Brahma Sutras (Shankaracharya)

by George Thibaut | 1890 | 203,611 words

English translation of the Brahma sutras (aka. Vedanta Sutras) with commentary by Shankaracharya (Shankara Bhashya): One of the three canonical texts of the Vedanta school of Hindu philosophy. The Brahma sutra is the exposition of the philosophy of the Upanishads. It is an attempt to systematise the various strands of the Upanishads which form the ...

4. Not in the symbol (is the Self to be contemplated); for he (the meditating person) (may) not (view symbols as being the Self).

'Let a man meditate on mind as Brahman; this is said with reference to the body. Let a man meditate on ether as Brahman; this is said with reference to the Devas' (Ch. Up. III, 18, 1); 'Āditya is Brahman, this is the doctrine' (Ch. Up. III, 19, 1); 'He who meditates on name as Brahman' (Ch. Up. VII, 1, 5). With regard to these and similar meditations on symbols a doubt arises whether the Self is to be apprehended in them also, or not.

The pūrvapakṣin maintains that it is right to apprehend the Self in them also because Brahman is known from scriptural passages as the (universal) Self. For those symbols also are of the nature of Brahman in so far as they are effects of it, and therefore are of the nature of the Self as well.

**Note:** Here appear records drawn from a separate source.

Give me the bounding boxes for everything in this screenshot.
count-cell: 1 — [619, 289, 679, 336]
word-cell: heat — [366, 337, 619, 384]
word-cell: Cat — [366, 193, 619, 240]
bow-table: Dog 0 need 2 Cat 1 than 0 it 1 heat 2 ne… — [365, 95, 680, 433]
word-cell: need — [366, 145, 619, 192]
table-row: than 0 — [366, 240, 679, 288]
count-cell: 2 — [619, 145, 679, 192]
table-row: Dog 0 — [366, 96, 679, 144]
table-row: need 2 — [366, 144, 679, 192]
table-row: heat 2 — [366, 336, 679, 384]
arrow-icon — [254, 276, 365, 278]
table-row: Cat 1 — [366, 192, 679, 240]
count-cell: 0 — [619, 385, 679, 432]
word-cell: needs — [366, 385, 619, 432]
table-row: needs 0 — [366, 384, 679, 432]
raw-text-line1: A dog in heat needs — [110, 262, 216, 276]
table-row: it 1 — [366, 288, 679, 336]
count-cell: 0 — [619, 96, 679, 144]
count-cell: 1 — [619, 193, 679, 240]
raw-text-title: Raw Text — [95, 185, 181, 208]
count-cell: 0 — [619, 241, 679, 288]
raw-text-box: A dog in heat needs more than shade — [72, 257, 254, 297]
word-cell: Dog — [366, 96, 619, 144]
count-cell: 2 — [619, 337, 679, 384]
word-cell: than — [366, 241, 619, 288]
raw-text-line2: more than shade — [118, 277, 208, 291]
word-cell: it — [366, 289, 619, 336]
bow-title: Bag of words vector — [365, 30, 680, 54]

We must not, our reply runs, attach to symbols the idea of Brahman. For he, i.e. the meditating person, cannot comprehend the heterogeneous symbols as being of the nature of the Self.--Nor is it true that the symbols are of the nature of the Self, because as being effects of Brahman they are of the nature of Brahman; for (from their being of the nature of Brahman) there results the non-existence of (them as) symbols. For the aggregate of names and so on can be viewed as of the nature of Brahman only in so far as the individual character of those effects of Brahman is sublated; and when that character is sublated how then can they be viewed as symbols, and how can the Self be apprehended in them? Nor does it follow from the fact of Brahman being the Self that a contemplation of the Self can be established on the ground of texts teaching a contemplation on Brahman (in certain symbols), since a contemplation of the latter kind does not do away with agentship and the like. For the instruction that Brahman is the Self depends on the doing away with agentship and all other characteristics of transmigratory existence; the injunction of meditations, on the other hand, depends on the non-removal of those characteristics. Hence we cannot establish the apprehension of the Self (in the symbols) on the ground of the meditating person being the same as the symbols. For golden ornaments and figures made of gold are not identical with each other, but only in so far as gold constitutes the Self of both. And that from that oneness (of symbol and meditating person) which depends on Brahman being the Self of all there results non-existence of the symbols (and hence impossibility of the meditations enjoined), we have explained above.--For these reasons the Self is not contemplated in symbols.